C.    Sasaran dan Strategi Pengobatan

Pengobatan leukemia tergantung dari berbagai macam faktor, salah satu diantaranya pengobatan leukemia berdasarkan jenis leukemianya, ada beberapa pilihan terapi untuk leukemia yaitu: kemoterapiradioterapi, Transplantasi sumsum tulang, Pemberian obat-obatan tablet dan suntik, dan Transfusi sel darah merah atau platelet.
1.      Kemoterapi
Pengobatan umumnya terjadi secara bertahap, meskipun tidak semua fase yang digunakan untuk semua orang.
a.       Tahap 1 (terapi induksi)
Tujuan dari tahap pertama pengobatan adalah untuk membunuh sebagian besar sel-sel leukemia di dalam darah dan sumsum tulang.
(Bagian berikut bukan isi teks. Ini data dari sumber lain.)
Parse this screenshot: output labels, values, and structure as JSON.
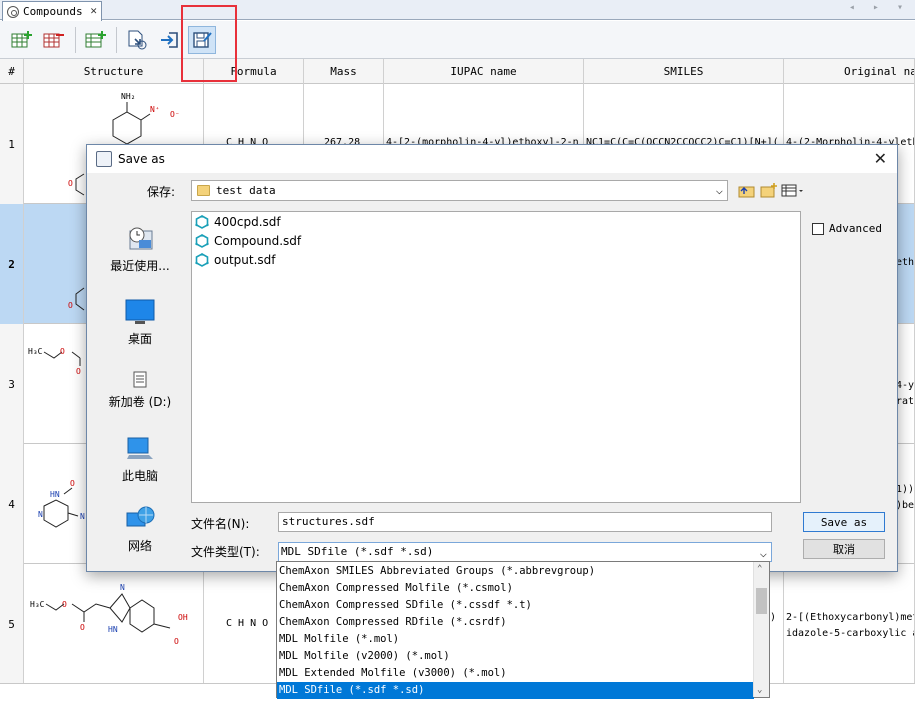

Terapi induksi kemoterapi biasanya memerlukan perawatan di rumah sakit yang panjang karena obat menghancurkan banyak sel darah normal dalam proses membunuh sel leukemia. Pada tahap ini dengan memberikan kemoterapi kombinasi yaitu daunorubisin, vincristin, prednison dan asparaginase.
b.      Tahap 2 (terapi konsolidasi/ intensifikasi)
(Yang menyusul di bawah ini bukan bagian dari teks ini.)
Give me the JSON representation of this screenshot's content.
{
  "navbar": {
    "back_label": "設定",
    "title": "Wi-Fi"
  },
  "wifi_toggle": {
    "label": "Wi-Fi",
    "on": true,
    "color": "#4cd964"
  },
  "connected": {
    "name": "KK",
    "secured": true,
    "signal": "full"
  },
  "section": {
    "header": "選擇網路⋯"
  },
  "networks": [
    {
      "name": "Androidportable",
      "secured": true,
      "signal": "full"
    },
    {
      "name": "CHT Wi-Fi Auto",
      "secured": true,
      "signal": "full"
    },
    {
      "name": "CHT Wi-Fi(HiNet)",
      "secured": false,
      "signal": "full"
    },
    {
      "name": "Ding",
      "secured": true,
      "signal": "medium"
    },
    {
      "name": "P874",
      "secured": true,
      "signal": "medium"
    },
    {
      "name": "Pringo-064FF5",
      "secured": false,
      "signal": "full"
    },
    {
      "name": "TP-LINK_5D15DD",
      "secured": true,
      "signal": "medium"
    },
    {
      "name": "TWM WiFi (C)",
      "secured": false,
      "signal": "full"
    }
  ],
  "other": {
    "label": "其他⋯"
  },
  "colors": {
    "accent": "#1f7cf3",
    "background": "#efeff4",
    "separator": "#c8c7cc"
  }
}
Setelah mencapai remisi komplit, segera dilakukan terapi intensifikasi yang bertujuan untuk mengeliminasi sel leukemia residual untuk mencegah relaps dan juga timbulnya sel yang resisten terhadap obat. Terapi ini dilakukan setelah 6 bulan kemudian.
c.       Tahap 3 ( profilaksis SSP)
Profilaksis SSP diberikan untuk mencegah kekambuhan pada SSP. Perawatan yang digunakan dalam tahap ini sering diberikan pada dosis yang lebih rendah. Pada tahap ini menggunakan obat kemoterapi yang berbeda, kadang-kadang dikombinasikan dengan terapi radiasi, untuk mencegah leukemia memasuki otak dan sistem saraf pusat
d.      Tahap 4 (pemeliharaan jangka panjang)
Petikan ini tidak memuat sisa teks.